Daniel setzte sich auf einen Platz am Fenster und schaute mich durch die Glasscheibe an. Es war ein rätselhafter Blick, etwas gequält und bohrend. Er löste bei mir eine Traurigkeit aus, die mich beunruhigte. Wir schwiegen, bis der Zug abfuhr. Tief wünschte ich mir, dieser Augenblick möge andauern. Doch es würde nichts ändern. Solche Momente hatten mich noch nie zum Reden ge­bracht.

Vieles über mich kann Daniel nicht verstehen. «Es macht mich wahnsinnig, wenn du minutenlang vor dem Fenster stehst, regungslos wie ein Nagel in der Wand. Ich weiß nicht, was ich mit deinem stummen Warten an­­fangen soll», hat er einmal gesagt.

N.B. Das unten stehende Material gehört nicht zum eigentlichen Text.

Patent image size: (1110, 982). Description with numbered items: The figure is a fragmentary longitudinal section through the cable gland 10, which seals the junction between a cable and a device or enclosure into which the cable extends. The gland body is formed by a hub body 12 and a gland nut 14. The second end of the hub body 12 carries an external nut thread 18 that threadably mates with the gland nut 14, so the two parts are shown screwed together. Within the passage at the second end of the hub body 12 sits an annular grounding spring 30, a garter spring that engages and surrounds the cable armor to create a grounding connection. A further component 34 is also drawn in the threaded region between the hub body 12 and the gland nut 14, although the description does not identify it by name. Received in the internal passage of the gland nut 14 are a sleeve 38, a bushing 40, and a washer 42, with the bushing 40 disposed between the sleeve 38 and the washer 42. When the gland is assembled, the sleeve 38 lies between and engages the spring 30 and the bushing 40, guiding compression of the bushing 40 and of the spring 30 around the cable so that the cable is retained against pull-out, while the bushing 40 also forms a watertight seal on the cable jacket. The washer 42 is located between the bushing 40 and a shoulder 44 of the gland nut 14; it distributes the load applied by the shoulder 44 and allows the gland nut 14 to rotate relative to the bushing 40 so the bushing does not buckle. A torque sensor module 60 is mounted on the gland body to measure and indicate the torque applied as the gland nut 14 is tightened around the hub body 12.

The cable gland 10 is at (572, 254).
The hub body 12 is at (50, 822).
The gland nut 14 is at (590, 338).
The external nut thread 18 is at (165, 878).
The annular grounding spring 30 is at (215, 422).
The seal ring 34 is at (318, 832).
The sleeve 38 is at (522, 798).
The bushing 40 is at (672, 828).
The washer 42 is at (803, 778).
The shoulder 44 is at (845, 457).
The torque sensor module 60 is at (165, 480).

Jetzt herrscht Leere in unserer Wohnung. Zum ersten Mal seit Jahren habe ich bemerkt, dass das Geräusch des Bestecks beim Essen genauso klingt wie damals im Flüchtlingsheim. Plötzlich habe ich meine Einsamkeit gespürt, ihre scharfen Zähne haben aus jeder Ecke gebleckt und mich durch die ganze Wohnung verfolgt. Im Schrank bin ich auf die Rose gestoßen, die er mir zum siebten Jahrestag unserer Beziehung geschenkt hat. Sie ist trocken. Ihre Farbe ist ein tiefdunkles Rot geworden.

Plötzlich habe ich die Stimme meiner Mutter gehört, wie sie mir und meiner Schwester einmal sagte: «Ihr seid meine Rosen, euer Duft ist für mich ein Stück Paradies, das ewig hält.» Ihre Stimme hat mich wieder in diesen Raum versetzt, den ich so lange gemieden habe. Ich habe mich vom Fenster abgewendet und mich an den leeren Esstisch gesetzt, auf dem nur Daniels Buch liegt, und meinen Laptop eingeschaltet.

Ich starre auf den leeren Bildschirm, und er beginnt sich mit Geschichten und Bildern zu füllen, von denen ich dachte, sie seien für immer verschwunden. Wie ein Spiegel, der alles sieht, ohne es aufzubewahren. Ich er­­innere mich, dass mir Schreiben schon einmal gehol­fen hat.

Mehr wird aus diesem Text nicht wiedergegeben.